Commenting on same sex marriage, Land said no state has ever voted for it, but the Supreme Courts of those states have pushed it down the throats of the people.
“Marriage is not in great shape in this country, and we don’t need to do anything to hurt it,” Land acknowledged.
He noted Southern Baptists would have more success at being salt and light in our culture if “we practice what we preach.”
“Southern Baptists have the same divorce rate as the culture,” he divulged. “Baptists have been quoting the Bible by the yard and living it by the inch. In homes where the husband and wife pray together, the divorce rate is one in 1,500.”
In a question and answer period, Land fielded questions about presidential candidates Barack Obama and John McCain.

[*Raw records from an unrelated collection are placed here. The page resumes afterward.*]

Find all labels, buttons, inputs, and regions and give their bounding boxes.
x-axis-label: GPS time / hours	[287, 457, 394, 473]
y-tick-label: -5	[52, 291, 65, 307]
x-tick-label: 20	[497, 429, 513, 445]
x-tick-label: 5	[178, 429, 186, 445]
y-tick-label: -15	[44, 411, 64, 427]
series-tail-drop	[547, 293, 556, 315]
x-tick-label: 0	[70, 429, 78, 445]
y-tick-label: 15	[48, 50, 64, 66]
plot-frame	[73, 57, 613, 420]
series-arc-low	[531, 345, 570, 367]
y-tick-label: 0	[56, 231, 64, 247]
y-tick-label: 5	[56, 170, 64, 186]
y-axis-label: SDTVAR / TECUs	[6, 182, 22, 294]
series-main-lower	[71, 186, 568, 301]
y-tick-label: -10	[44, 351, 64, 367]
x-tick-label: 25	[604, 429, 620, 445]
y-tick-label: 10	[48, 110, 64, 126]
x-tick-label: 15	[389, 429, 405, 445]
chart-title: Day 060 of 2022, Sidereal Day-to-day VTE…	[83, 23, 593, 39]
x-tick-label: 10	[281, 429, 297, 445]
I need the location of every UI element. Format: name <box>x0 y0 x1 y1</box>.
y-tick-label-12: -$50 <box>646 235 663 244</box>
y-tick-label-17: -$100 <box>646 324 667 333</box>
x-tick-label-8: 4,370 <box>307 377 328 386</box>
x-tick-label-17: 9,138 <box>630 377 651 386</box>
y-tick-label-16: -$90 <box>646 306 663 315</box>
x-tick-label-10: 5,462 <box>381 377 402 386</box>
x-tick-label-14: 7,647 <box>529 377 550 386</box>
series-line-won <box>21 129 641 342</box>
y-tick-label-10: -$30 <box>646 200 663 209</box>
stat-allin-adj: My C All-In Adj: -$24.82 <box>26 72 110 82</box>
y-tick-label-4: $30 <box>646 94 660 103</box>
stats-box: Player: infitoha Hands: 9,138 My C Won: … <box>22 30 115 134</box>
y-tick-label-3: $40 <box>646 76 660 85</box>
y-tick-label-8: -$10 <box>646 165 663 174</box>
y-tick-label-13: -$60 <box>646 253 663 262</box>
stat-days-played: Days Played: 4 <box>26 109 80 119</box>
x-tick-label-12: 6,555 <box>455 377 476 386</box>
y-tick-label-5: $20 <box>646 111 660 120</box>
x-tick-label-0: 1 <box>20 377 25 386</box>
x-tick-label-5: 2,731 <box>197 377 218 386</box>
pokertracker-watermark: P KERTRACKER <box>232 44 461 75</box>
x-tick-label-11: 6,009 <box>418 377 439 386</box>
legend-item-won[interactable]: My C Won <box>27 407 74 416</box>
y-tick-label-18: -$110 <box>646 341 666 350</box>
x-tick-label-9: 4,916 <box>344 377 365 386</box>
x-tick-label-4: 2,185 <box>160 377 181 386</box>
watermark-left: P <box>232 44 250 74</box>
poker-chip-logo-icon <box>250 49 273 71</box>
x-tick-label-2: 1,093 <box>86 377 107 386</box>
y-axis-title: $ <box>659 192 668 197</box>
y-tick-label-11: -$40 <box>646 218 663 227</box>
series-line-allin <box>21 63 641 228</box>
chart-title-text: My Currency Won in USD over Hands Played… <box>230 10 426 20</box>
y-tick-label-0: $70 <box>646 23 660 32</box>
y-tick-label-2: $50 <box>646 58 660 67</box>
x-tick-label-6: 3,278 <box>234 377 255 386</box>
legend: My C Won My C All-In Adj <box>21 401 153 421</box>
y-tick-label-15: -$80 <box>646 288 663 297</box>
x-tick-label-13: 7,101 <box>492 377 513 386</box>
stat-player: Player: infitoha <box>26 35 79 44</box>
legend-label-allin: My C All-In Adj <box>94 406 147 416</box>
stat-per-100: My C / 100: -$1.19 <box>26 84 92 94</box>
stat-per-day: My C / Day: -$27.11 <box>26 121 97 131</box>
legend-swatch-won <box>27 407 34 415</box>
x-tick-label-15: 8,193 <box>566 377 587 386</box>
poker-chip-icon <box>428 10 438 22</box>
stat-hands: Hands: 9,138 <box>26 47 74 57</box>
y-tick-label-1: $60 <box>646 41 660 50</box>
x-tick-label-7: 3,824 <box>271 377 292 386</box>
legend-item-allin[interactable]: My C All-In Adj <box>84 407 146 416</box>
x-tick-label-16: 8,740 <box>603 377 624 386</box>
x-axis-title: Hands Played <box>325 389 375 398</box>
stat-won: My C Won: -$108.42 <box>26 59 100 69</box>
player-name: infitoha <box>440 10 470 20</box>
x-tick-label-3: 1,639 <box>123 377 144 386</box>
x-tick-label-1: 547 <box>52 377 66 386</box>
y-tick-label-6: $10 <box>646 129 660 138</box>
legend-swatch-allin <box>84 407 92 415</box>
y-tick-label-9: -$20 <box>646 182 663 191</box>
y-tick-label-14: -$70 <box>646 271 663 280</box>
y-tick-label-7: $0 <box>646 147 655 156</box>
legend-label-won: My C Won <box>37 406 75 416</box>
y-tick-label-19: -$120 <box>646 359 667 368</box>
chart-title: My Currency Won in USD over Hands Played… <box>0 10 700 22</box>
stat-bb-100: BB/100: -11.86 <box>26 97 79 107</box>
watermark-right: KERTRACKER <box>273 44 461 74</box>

Asked about Obama’s religious background, Land responded: “He says he’s a Christian, and I have to take him at his word. However, he is the most radically pro-choice candidate ever to run for president.”
On whether McCain would be accessible to evangelicals:
“McCain knows if he wins this election, it is because evangelicals put him in the White House, and McCain is very loyal,” Land said.
Land encouraged people to visit ilivevalues.com, a Web site which features a 40/40 prayer vigil, consisting of 40 days of prayer from Sept. 24 to Nov. 2, culminating in 40 hours of around the clock intercession during the last three days of the vigil right before the national election.
The Vigil focuses first on personal spiritual revival, then covers an expanding circle of prayer concerns, from the church to the nation.
“If we want America to have revival, we have to pray,” said Land.